Hectic activity is on at Sriharikota for the lift-off of the Polar Satellite Launch Vehicle (PSLV-C22) at 11.41 p.m. on July 1, which will put the Indian Regional Navigation Satellite System, IRNSS-1A into orbit. A PSLV-XL version, which uses six powerful strap-on booster motors, will put the 1,425-kg IRNSS-1A into orbit.
“Everything is going well for the launch and the satellite has been integrated with the PSLV,” ISRO Chairman K. Radhakrishnan told The Hindu on Monday from New Delhi. “Today, the phase 3, level 2 of the checks have started with the launch vehicle and the satellite together. There will be a final Mission Readiness Review [MRR] meeting on June 27 and clearance will be given for the countdown, which will begin on June 29 morning,” he said. It would be a 69-hour countdown.
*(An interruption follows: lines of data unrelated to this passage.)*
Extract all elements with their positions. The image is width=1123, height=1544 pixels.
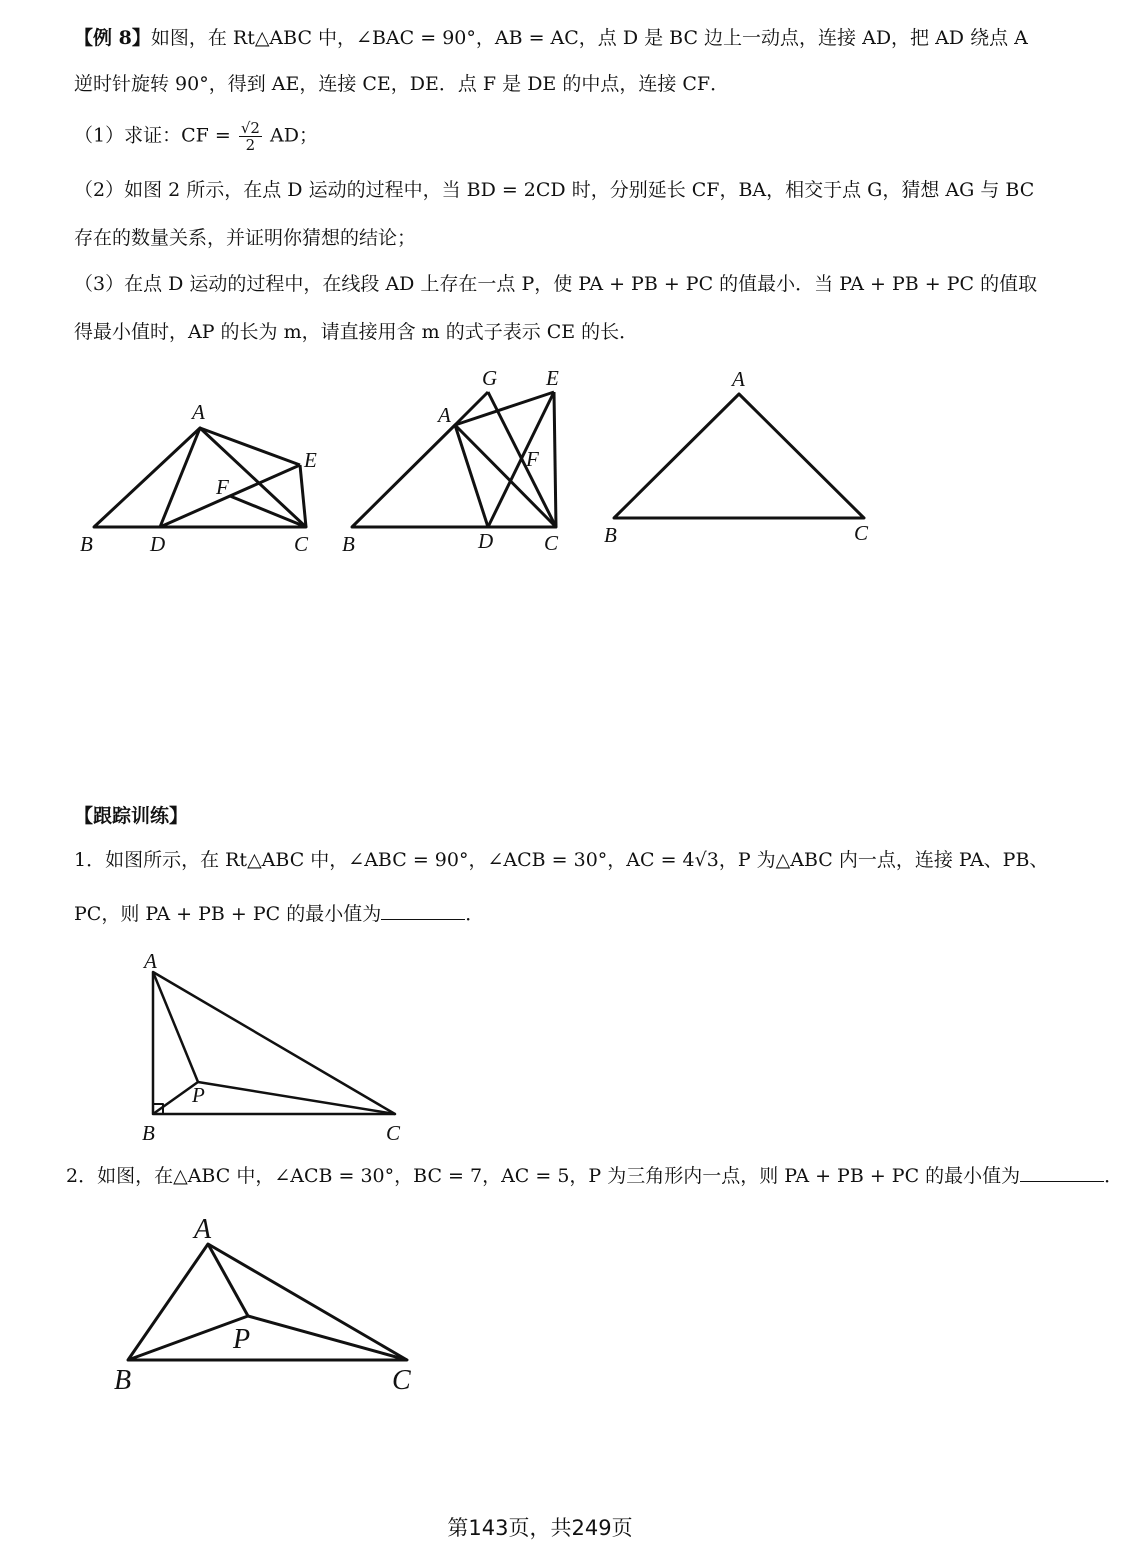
q2-figure (100, 1208, 440, 1408)
fig1-label-a: A (192, 400, 205, 424)
q1-figure (120, 942, 420, 1152)
example8-part2-line1: （2）如图 2 所示，在点 D 运动的过程中，当 BD = 2CD 时，分别延长 CF，BA，相交于点 G，猜想 AG 与 BC (74, 179, 1035, 201)
practice-q2 (66, 1162, 1123, 1190)
q2-label-a: A (194, 1214, 212, 1245)
practice-q1-line1: 1．如图所示，在 Rt△ABC 中，∠ABC = 90°，∠ACB = 30°，AC = 4√3，P 为△ABC 内一点，连接 PA、PB、 (74, 849, 1049, 871)
q2-segment-pc (248, 1316, 407, 1360)
figure-2-svg (338, 360, 578, 560)
example8-part3-line1: （3）在点 D 运动的过程中，在线段 AD 上存在一点 P，使 PA + PB + PC 的值最小．当 PA + PB + PC 的值取 (74, 273, 1038, 295)
q2-label-b: B (114, 1365, 132, 1396)
example8-part2-line2: 存在的数量关系，并证明你猜想的结论； (74, 227, 417, 249)
fig2-label-a: A (438, 403, 451, 427)
triangle-abc-2 (352, 425, 556, 527)
segment-ce-2 (554, 392, 556, 527)
sqrt2-over-2-fraction (239, 120, 262, 153)
q1-label-a: A (144, 949, 157, 973)
fig2-label-b: B (342, 532, 355, 556)
figure-3 (596, 364, 886, 554)
fig2-label-d: D (478, 529, 494, 553)
example8-line1 (74, 24, 1042, 52)
fig1-label-d: D (150, 532, 166, 556)
figure-1-svg (70, 390, 330, 560)
q1-triangle-abc (153, 972, 395, 1114)
fraction-numerator: √2 (240, 119, 260, 137)
figure-3-svg (596, 364, 886, 554)
figure-1 (70, 390, 330, 560)
fig2-label-e: E (546, 366, 559, 390)
triangle-abc-3 (614, 394, 864, 518)
example8-tag: 【例 8】 (74, 27, 151, 49)
q2-label-p: P (233, 1324, 251, 1355)
q1-segment-pa (153, 972, 198, 1082)
example8-part3-line2: 得最小值时，AP 的长为 m，请直接用含 m 的式子表示 CE 的长． (74, 321, 639, 343)
segment-ce (300, 465, 306, 527)
example8-line2: 逆时针旋转 90°，得到 AE，连接 CE，DE．点 F 是 DE 的中点，连接 CF． (74, 73, 730, 95)
figure-2 (338, 360, 578, 560)
segment-ae (200, 428, 300, 465)
part1-prefix: （1）求证：CF = (74, 124, 231, 147)
fig3-label-a: A (732, 367, 745, 391)
part1-suffix: AD； (269, 124, 318, 147)
segment-cf (230, 496, 306, 527)
q1-suffix: ． (465, 903, 485, 925)
fig1-label-e: E (304, 448, 317, 472)
example8-statement-1: 如图，在 Rt△ABC 中，∠BAC = 90°，AB = AC，点 D 是 BC 边上一动点，连接 AD，把 AD 绕点 A (150, 27, 1028, 49)
q2-answer-blank[interactable] (1020, 1163, 1104, 1182)
page-footer: 第143页，共249页 (447, 1516, 633, 1540)
q1-answer-blank[interactable] (381, 901, 465, 920)
q2-suffix: ． (1104, 1165, 1123, 1187)
q2-triangle-abc (128, 1244, 407, 1360)
q2-figure-svg (100, 1208, 440, 1408)
fig2-label-c: C (544, 531, 559, 555)
q1-label-p: P (192, 1083, 205, 1107)
q2-text: 2．如图，在△ABC 中，∠ACB = 30°，BC = 7，AC = 5，P 为三角形内一点，则 PA + PB + PC 的最小值为 (66, 1165, 1021, 1187)
q2-segment-pb (128, 1316, 251, 1360)
example8-part1 (74, 120, 1042, 153)
fig1-label-b: B (80, 532, 93, 556)
fig2-label-f: F (526, 447, 539, 471)
q1-label-b: B (142, 1121, 155, 1145)
q1-figure-svg (120, 942, 420, 1152)
fig2-label-g: G (482, 366, 498, 390)
fraction-denominator: 2 (245, 136, 256, 154)
q1-label-c: C (386, 1121, 401, 1145)
fig3-label-b: B (604, 523, 617, 547)
fig1-label-f: F (216, 475, 229, 499)
fig1-label-c: C (294, 532, 309, 556)
practice-q1-line2 (74, 900, 1042, 928)
q2-label-c: C (392, 1365, 411, 1396)
q1-prefix: PC，则 PA + PB + PC 的最小值为 (74, 903, 382, 925)
practice-heading: 【跟踪训练】 (74, 805, 189, 827)
fig3-label-c: C (854, 521, 869, 545)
The IRNSS will have a constellation of seven satellites and the IRNSS-1A is the first of the seven regional, satellite-aided navigation systems built by ISRO. The PSLV-C22 would put the IRNSS-1A into an elliptical orbit with an apogee of 20,600 km and a perigee of 280 km. “From there, it will be taken to a geosynchronous circular orbit of 36,000 km with an inclination of 29 degrees to the equator,” Dr. Radhakrishnan said.
Asked why this launch had a longer countdown time of 69 hours, he said, “Since the launch is to take place at night, we would like to keep some cushion so that people can take some rest.”
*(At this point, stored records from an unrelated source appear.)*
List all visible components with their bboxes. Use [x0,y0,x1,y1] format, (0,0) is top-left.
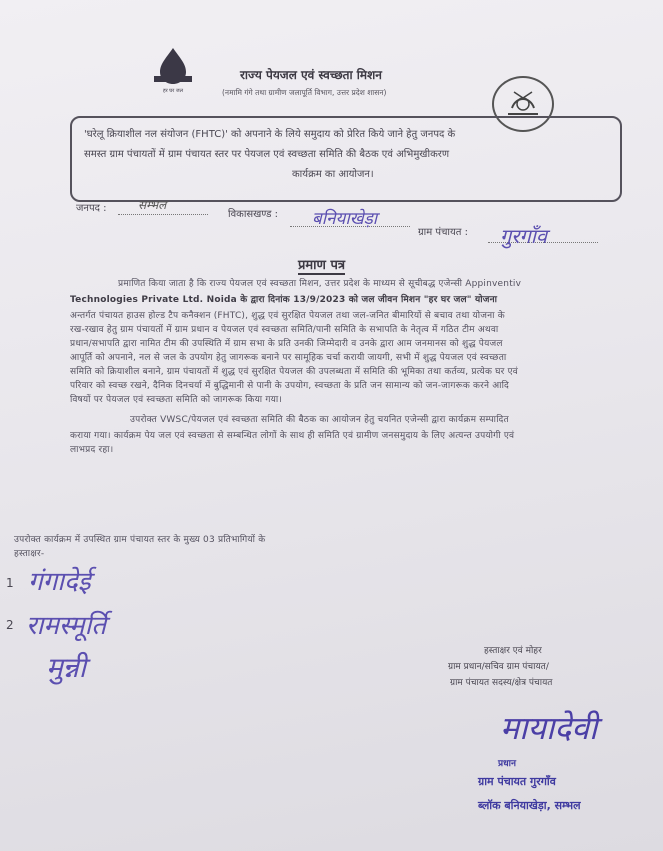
subject-box [70,116,622,202]
body-line-9: विषयों पर पेयजल एवं स्वच्छता समिति को जागरूक किया गया। [70,395,283,405]
body-line-10: उपरोक्त VWSC/पेयजल एवं स्वच्छता समिति की बैठक का आयोजन हेतु चयनित एजेन्सी द्वारा कार्यक्रम सम्पादित [130,415,509,425]
sig-number-2: 2 [6,618,14,632]
header-subtitle: (नमामि गंगे तथा ग्रामीण जलापूर्ति विभाग, उत्तर प्रदेश शासन) [222,88,387,97]
panchayat-label: ग्राम पंचायत : [418,227,469,238]
body-line-7: समिति को क्रियाशील बनाने, ग्राम पंचायतों में शुद्ध एवं सुरक्षित पेयजल की उपलब्धता में समिति की भूमिका तथा कर्तव्य, प्रत्येक घर एवं [70,367,518,377]
subject-line-2: समस्त ग्राम पंचायतों में ग्राम पंचायत स्तर पर पेयजल एवं स्वच्छता समिति की बैठक एवं अभिमुखीकरण [84,149,450,160]
body-line-11: कराया गया। कार्यक्रम पेय जल एवं स्वच्छता से सम्बन्धित लोगों के साथ ही समिति एवं ग्रामीण जनसमुदाय के लिए अत्यन्त उपयोगी एवं [70,431,515,441]
block-value: बनियाखेड़ा [312,209,378,229]
body-line-8: परिवार को स्वच्छ रखने, दैनिक दिनचर्या में बुद्धिमानी से पानी के उपयोग, स्वच्छता के प्रति जन सामान्य को जन-जागरूक करने आदि [70,381,509,391]
header-title: राज्य पेयजल एवं स्वच्छता मिशन [240,68,382,82]
district-label: जनपद : [76,203,107,214]
block-label: विकासखण्ड : [228,209,279,220]
stamp-line-3: ब्लॉक बनियाखेड़ा, सम्भल [478,799,581,812]
participants-intro-1: उपरोक्त कार्यक्रम में उपस्थित ग्राम पंचायत स्तर के मुख्य 03 प्रतिभागियों के [14,535,266,545]
participant-signature-1: गंगादेई [28,567,91,597]
stamp-line-2: ग्राम पंचायत गुरगाँव [478,775,556,788]
body-line-3: अन्तर्गत पंचायत हाउस होल्ड टैप कनैक्शन (FHTC), शुद्ध एवं सुरक्षित पेयजल तथा जल-जनित बीमारियों से बचाव तथा योजना के [70,311,505,321]
jal-jeevan-logo-icon [148,44,198,96]
panchayat-value: गुरगाँव [500,224,547,248]
participant-signature-3: मुन्नी [46,651,86,684]
sig-number-1: 1 [6,576,14,590]
body-line-1: प्रमाणित किया जाता है कि राज्य पेयजल एवं स्वच्छता मिशन, उत्तर प्रदेश के माध्यम से सूचीबद्ध एजेन्सी Appinventiv [118,279,522,289]
certificate-title: प्रमाण पत्र [298,255,345,275]
subject-line-3: कार्यक्रम का आयोजन। [292,169,374,180]
signatory-label-3: ग्राम पंचायत सदस्य/क्षेत्र पंचायत [450,678,553,688]
stamp-line-1: प्रधान [498,759,516,769]
district-value: सम्भल [138,198,167,212]
body-line-4: रख-रखाव हेतु ग्राम पंचायतों में ग्राम प्रधान व पेयजल एवं स्वच्छता समिति/पानी समिति के सभापति के नेतृत्व में गठित टीम अथवा [70,325,499,335]
body-line-2: Technologies Private Ltd. Noida के द्वारा दिनांक 13/9/2023 को जल जीवन मिशन "हर घर जल" योजना [70,295,498,305]
logo-caption: हर घर जल [163,88,183,94]
participant-signature-2: रामस्मूर्ति [26,611,107,641]
pradhan-signature: मायादेवी [500,709,598,747]
district-underline [118,214,208,215]
signatory-label-2: ग्राम प्रधान/सचिव ग्राम पंचायत/ [448,662,549,672]
participants-intro-2: हस्ताक्षर- [14,549,45,559]
signatory-label-1: हस्ताक्षर एवं मोहर [484,646,542,656]
body-line-5: प्रधान/सभापति द्वारा नामित टीम की उपस्थिति में ग्राम सभा के प्रति उनकी जिम्मेदारी व उनके द्वारा आम जनमानस को शुद्ध पेयजल [70,339,503,349]
subject-line-1: 'घरेलू क्रियाशील नल संयोजन (FHTC)' को अपनाने के लिये समुदाय को प्रेरित किये जाने हेतु जनपद के [84,129,456,140]
body-line-6: आपूर्ति को अपनाने, नल से जल के उपयोग हेतु जागरूक बनाने पर सामूहिक चर्चा करायी जायगी, सभी में शुद्ध पेयजल एवं स्वच्छता [70,353,507,363]
body-line-12: लाभप्रद रहा। [70,445,114,455]
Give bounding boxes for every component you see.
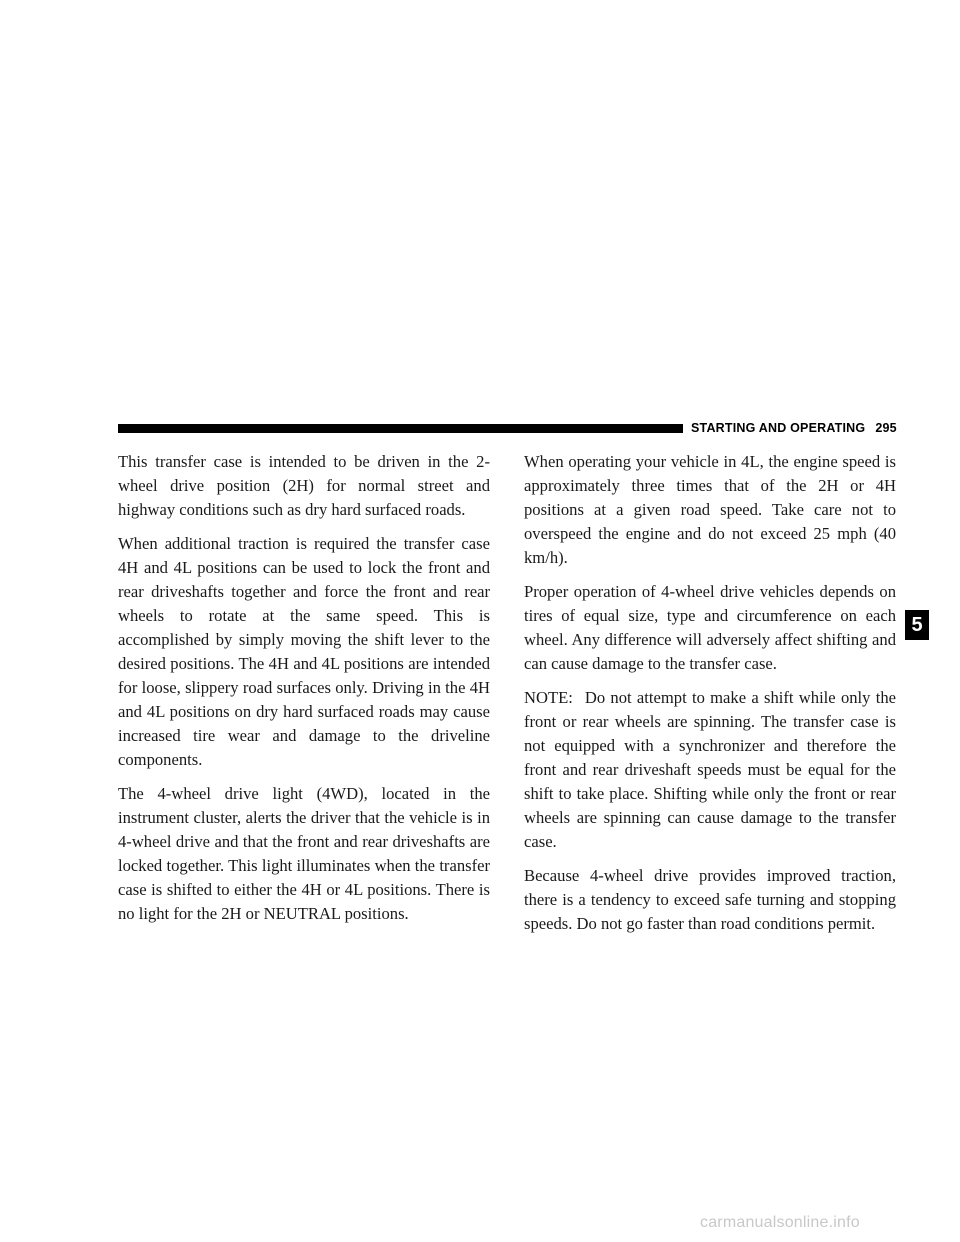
page-number: 295 <box>875 421 897 435</box>
paragraph: When additional traction is required the transfer case 4H and 4L positions can be used to lock the front and rear driveshafts together and force the front and rear wheels to rotate at the same speed. This is accomplished by simply moving the shift lever to the desired positions. The 4H and 4L positions are intended for loose, slippery road surfaces only. Driving in the 4H and 4L positions on dry hard surfaced roads may cause increased tire wear and damage to the driveline components. <box>118 534 490 769</box>
section-title: STARTING AND OPERATING <box>691 421 866 435</box>
watermark: carmanualsonline.info <box>700 1214 860 1231</box>
right-column <box>524 450 896 946</box>
note-text: Do not attempt to make a shift while only the front or rear wheels are spinning. The transfer case is not equipped with a synchronizer and therefore the front and rear driveshaft speeds must be equal for the shift to take place. Shifting while only the front or rear wheels are spinning can cause damage to the transfer case. <box>524 688 896 851</box>
paragraph: The 4-wheel drive light (4WD), located in the instrument cluster, alerts the driver that the vehicle is in 4-wheel drive and that the front and rear driveshafts are locked together. This light illuminates when the transfer case is shifted to either the 4H or 4L positions. There is no light for the 2H or NEUTRAL positions. <box>118 784 490 923</box>
note-label: NOTE: <box>524 688 573 707</box>
header-rule <box>118 424 683 433</box>
chapter-tab: 5 <box>905 610 929 640</box>
paragraph: Proper operation of 4-wheel drive vehicles depends on tires of equal size, type and circumference on each wheel. Any difference will adversely affect shifting and can cause damage to the transfer case. <box>524 582 896 673</box>
paragraph: When operating your vehicle in 4L, the engine speed is approximately three times that of the 2H or 4H positions at a given road speed. Take care not to overspeed the engine and do not exceed 25 mph (40 km/h). <box>524 452 896 567</box>
note-paragraph <box>524 686 896 854</box>
paragraph: Because 4-wheel drive provides improved traction, there is a tendency to exceed safe turning and stopping speeds. Do not go faster than road conditions permit. <box>524 866 896 933</box>
running-header <box>691 420 897 436</box>
left-column <box>118 450 490 936</box>
paragraph: This transfer case is intended to be driven in the 2-wheel drive position (2H) for normal street and highway conditions such as dry hard surfaced roads. <box>118 452 490 519</box>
The IRNSS-1A will provide accurate information on the position of cars/trucks, ships and aircraft vis-à-vis their destination, with the help of a receiver. It could be an independent receiver, or built into a mobile phone, a car or a ship. The satellite can provide precise information when the aircraft is about to land on the runway. The pilot will know how far he is from the runway or at what height he is above the runway, with an accuracy of 20 metres. Unlike the Global Positioning System (GPS) which can be used anywhere, this is called a regional navigation system because it is available to users in India and the surrounding region. A highly accurate atomic clock is part of the navigation payload of the satellite. Thus, the IRNSS applications include terrestrial, aerial and marine navigation, disaster management, tracking of vehicles, guiding hikers and travellers, and visual and voice navigation for drivers.
The PSLV-C22 launch was to have taken place on June 12, with its four stages fully integrated and undergoing electrical checks. Regarding the postponement, Dr. Radhakrishnan said: “When we were doing electrical checks of the vehicle, we found an anomaly in its second stage. The problem was identified to be with the electrohydraulic actuator. We have done the necessary replacement of the actuator.”
M.Y.S. Prasad, Director, Satish Dhawan Space Centre, Sriharikota, said the control system in the PSLV’s second stage required the nozzle to be moved to control the vehicle’s flight.
An actuator pushed or pulled the nozzle to give “a correcting force” to the rocket if there was any deviation in the flight path. But ISRO engineers detected “a small disturbance” in the correcting force.
When they removed the actuator and investigated the issue, they found a problem with a valve in the actuator. So the entire actuator was removed and replaced with a new one. This necessitated the dismantling of the second, third and fourth stages after they had been assembled.
“After the new actuator was put in the second stage, we had to restack the vehicle,” Dr. Prasad said.
Dr. Radhakrishnan said ISRO was gearing up for a tough schedule in 2013 with the launch of INSAT-3D slated for July 26 by Ariane-5 vehicle of the Arianespace from Kourou, French Guiana; the lift-off of the Geosynchronous Satellite Launch Vehicle (GSLV-D5) with an indigenous cryogenic engine in August to put a communication satellite, GSAT-14, in orbit; the launch of GSAT-7 from Kourou in August; and the orbiter mission to Mars in October/November. INSAT-3D had already reached French Guiana.